Chaves, who was inaugurated on May 8, 2022, declared the state of emergency for the country’s entire public sector, as the fallout from the sustained ransomware attack by the Russia-based Conti syndicate that first hit the Ministry of Finance on April 18, 2022. Since that time, the Treasury has been without network service and has been forced to carry out its affairs manually.
The decree reads:
“The attack that Costa Rica is suffering from cybercriminals, cyberterrorists is declared a national emergency and we are signing this decree, precisely, to declare a state of national emergency in the entire public sector of the Costa Rican State and allow our society to respond to these attacks as criminal acts.” (via news outlet Ameliarueda.com)
Chaves said the decree is intended to provide a better way for the government to defend itself against the attackers.
For MSPs and MSSPs, the Costa Rica attack is a timely reminder to raise internal as well as customer defenses. To do so, the Cybersecurity and Infrastructure Security Agency (CISA) issued this updated MSP and MSSP security guidance on May 11, 2022.
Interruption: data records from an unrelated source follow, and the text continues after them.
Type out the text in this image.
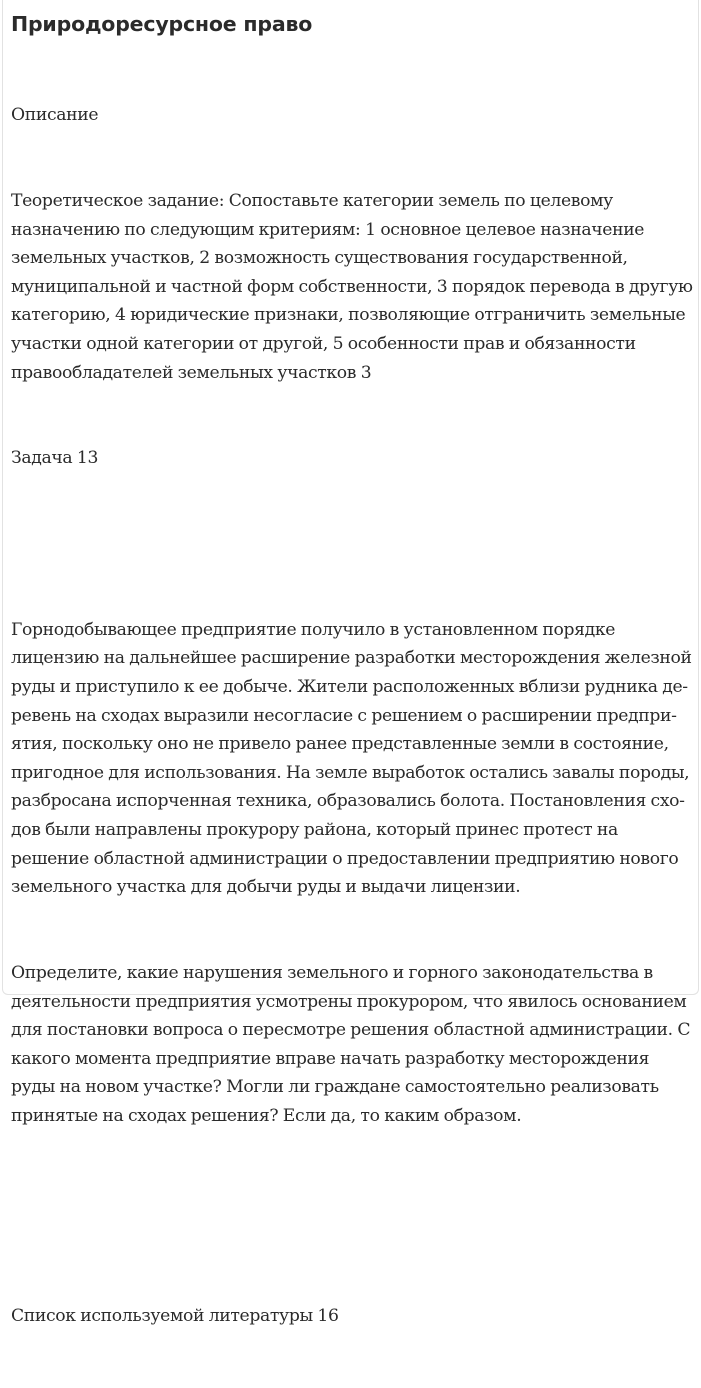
Природоресурсное право

Описание

Теоретическое задание: Сопоставьте категории земель по целевому назначению по следующим критериям: 1 основное целевое назначение земельных участков, 2 возможность существования государственной, муниципальной и частной форм собственности, 3 порядок перевода в другую категорию, 4 юридические признаки, позволяющие отграничить земельные участки одной категории от другой, 5 особенности прав и обязанности правообладателей земельных участков 3

Задача 13

Горнодобывающее предприятие получило в установленном порядке лицензию на дальнейшее расширение разработки месторождения железной руды и приступило к ее добыче. Жители расположенных вблизи рудника де-ревень на сходах выразили несогласие с решением о расширении предпри-ятия, поскольку оно не привело ранее представленные земли в состояние, пригодное для использования. На земле выработок остались завалы породы, разбросана испорченная техника, образовались болота. Постановления схо-дов были направлены прокурору района, который принес протест на решение областной администрации о предоставлении предприятию нового земельного участка для добычи руды и выдачи лицензии.

Определите, какие нарушения земельного и горного законодательства в деятельности предприятия усмотрены прокурором, что явилось основанием для постановки вопроса о пересмотре решения областной администрации. С какого момента предприятие вправе начать разработку месторождения руды на новом участке? Могли ли граждане самостоятельно реализовать принятые на сходах решения? Если да, то каким образом.

Список используемой литературы 16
Costa Rica Ransomware Attack: Overall Fallout Unknown
At this point in Costa Rica, the government does not know the extent of the hack and thus far there’s no word if the attackers pilfered taxpayer information and customs data. But, one of Conti’s affiliates, called “unc1756” is leaking data stolen from the Costa Rican government because it refused to meet a ransom demand, according to a post on Conti.News data leak site as seen by Emsisoft. “The purpose of this attack was to earn money, in the future I will definitely carry out [an] attack of a more serious format with a larger team, Costa Rica is a demo version,” reads the statement. (via CyberNews).
The US State Department is dangling a reward of up to $15 million for apprehending the Conti gang, $10 million for information leading to the identification and location of Conti leaders and $5 million for information resulting in the arrest or conviction of a Conti member.
Conti Ransomware Gang: Trail of Digital Destruction
Conti is widely regarded as among the two most dangerous ransomware families in circulation. In March, 2022, Lockbit 2.0 and Conti were responsible for 59 percent of the total attacks reported, with the former accounting for some 96 of the 283 identified incidents and the latter orchestrating 71 hijacks, according to the U.K.-based NCC Group’s monthly Threat Pulse report.
By another measure, the latter half of 2021 saw a massive increase in the number of attacks from Conti, which finished the year at 16.8 percent of all variants, for an increase of 228 percent over 2020, according to Blackfog’s 2021 Annual Ransomware Report.